This paper studies the number of limit cycles that may bifurcate from an equilibrium of an autonomous system of differential equations. The system in question is assumed to be of dimension $n$, have a zero-Hopf equilibrium at the origin, and consist only of homogeneous terms of order $m$. Denote by $H_k(n,m)$ the maximum number of limit cycles of the system that can be detected by using the averaging method of order $k$. We prove that $H_1(n,m)\leq(m-1)\cdot m^{n-2}$ and $H_k(n,m)\leq(km)^{n-1}$ for generic $n\geq3$, $m\geq2$ and $k>1$. The exact numbers of $H_k(n,m)$ or tight bounds on the numbers are determined by computing the mixed volumes of some polynomial systems obtained from the averaged functions. Based on symbolic and algebraic computation, a general and algorithmic approach is proposed to derive sufficient conditions for a given differential system to have a prescribed number of limit cycles. The effectiveness of the proposed approach is illustrated by a family of third-order differential equations and by a four-dimensional hyperchaotic differential system.

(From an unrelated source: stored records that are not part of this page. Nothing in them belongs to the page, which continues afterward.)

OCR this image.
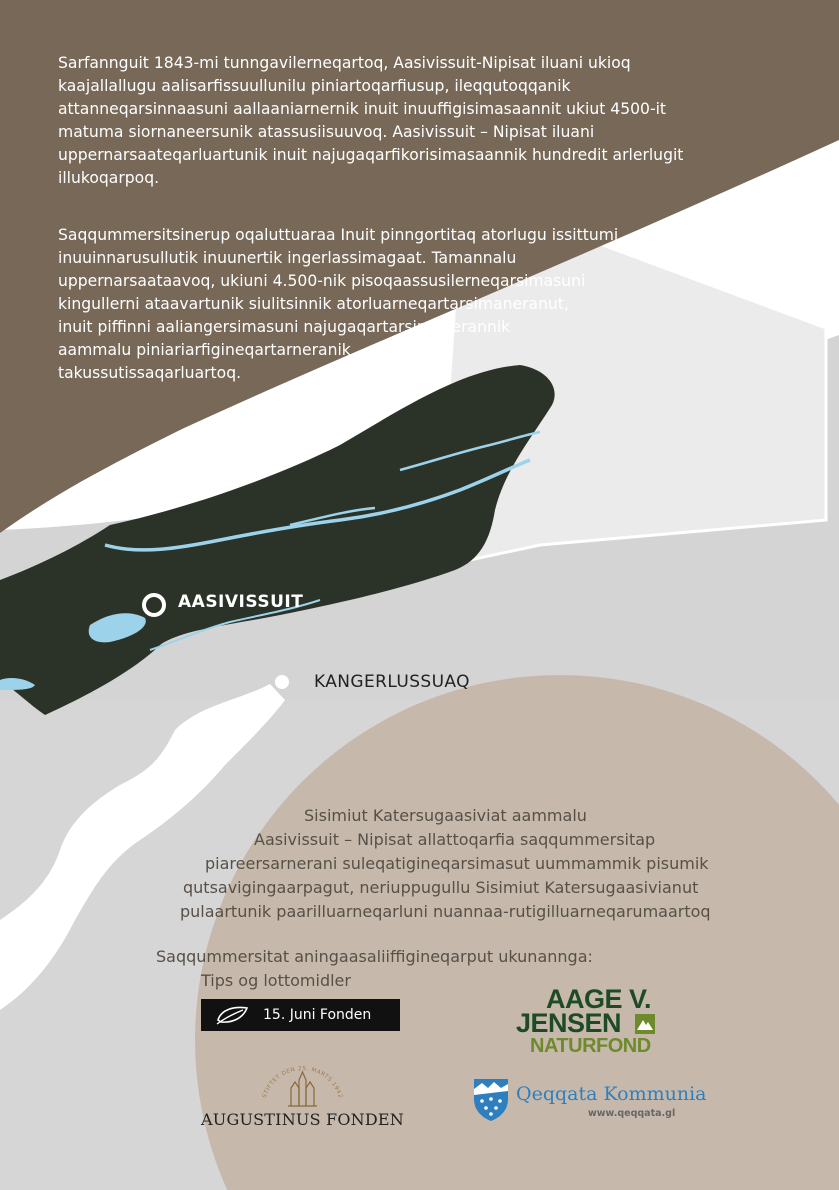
Sarfannguit 1843-mi tunngavilerneqartoq, Aasivissuit-Nipisat iluani ukioq
kaajallallugu aalisarfissuullunilu piniartoqarfiusup, ileqqutoqqanik
attanneqarsinnaasuni aallaaniarnernik inuit inuuffigisimasaannit ukiut 4500-it
matuma siornaneersunik atassusiisuuvoq. Aasivissuit – Nipisat iluani
uppernarsaateqarluartunik inuit najugaqarfikorisimasaannik hundredit arlerlugit
illukoqarpoq.

Saqqummersitsinerup oqaluttuaraa Inuit pinngortitaq atorlugu issittumi
inuuinnarusullutik inuunertik ingerlassimagaat. Tamannalu
uppernarsaataavoq, ukiuni 4.500-nik pisoqaassusilerneqarsimasuni
kingullerni ataavartunik siulitsinnik atorluarneqartarsimaneranut,
inuit piffinni aaliangersimasuni najugaqartarsimanerannik
aammalu piniariarfigineqartarneranik
takussutissaqarluartoq.

AASIVISSUIT
KANGERLUSSUAQ
Sisimiut Katersugaasiviat aammalu
Aasivissuit – Nipisat allattoqarfia saqqummersitap
piareersarnerani suleqatigineqarsimasut uummammik pisumik
qutsavigingaarpagut, neriuppugullu Sisimiut Katersugaasivianut
pulaartunik paarilluarneqarluni nuannaa-rutigilluarneqarumaartoq
Saqqummersitat aningaasaliiffigineqarput ukunannga:
Tips og lottomidler
15. Juni Fonden
AAGE V.
JENSEN
NATURFOND
STIFTET DEN 25. MARTS 1942
AUGUSTINUS FONDEN
Qeqqata Kommunia
www.qeqqata.gl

翻译：本文研究从自治微分方程组平衡点分岔出的极限环数量。所考虑的系统维数为$n$，原点处具有零-霍普夫平衡点，且仅由$m$次齐次项组成。记$H_k(n,m)$为通过$k$阶平均方法可检测到的系统极限环最大数量。我们证明：对于一般的$n\geq3$、$m\geq2$及$k>1$，有$H_1(n,m)\leq(m-1)\cdot m^{n-2}$和$H_k(n,m)\leq(km)^{n-1}$。通过计算从平均函数得到的若干多项式系统的混合体积，确定了$H_k(n,m)$的精确数值或紧致上界。基于符号与代数计算，本文提出了一种通用算法化方法，用于推导给定微分系统具有指定数量极限环的充分条件。通过一族三阶微分方程和一个四维超混沌微分系统，验证了所提方法的有效性。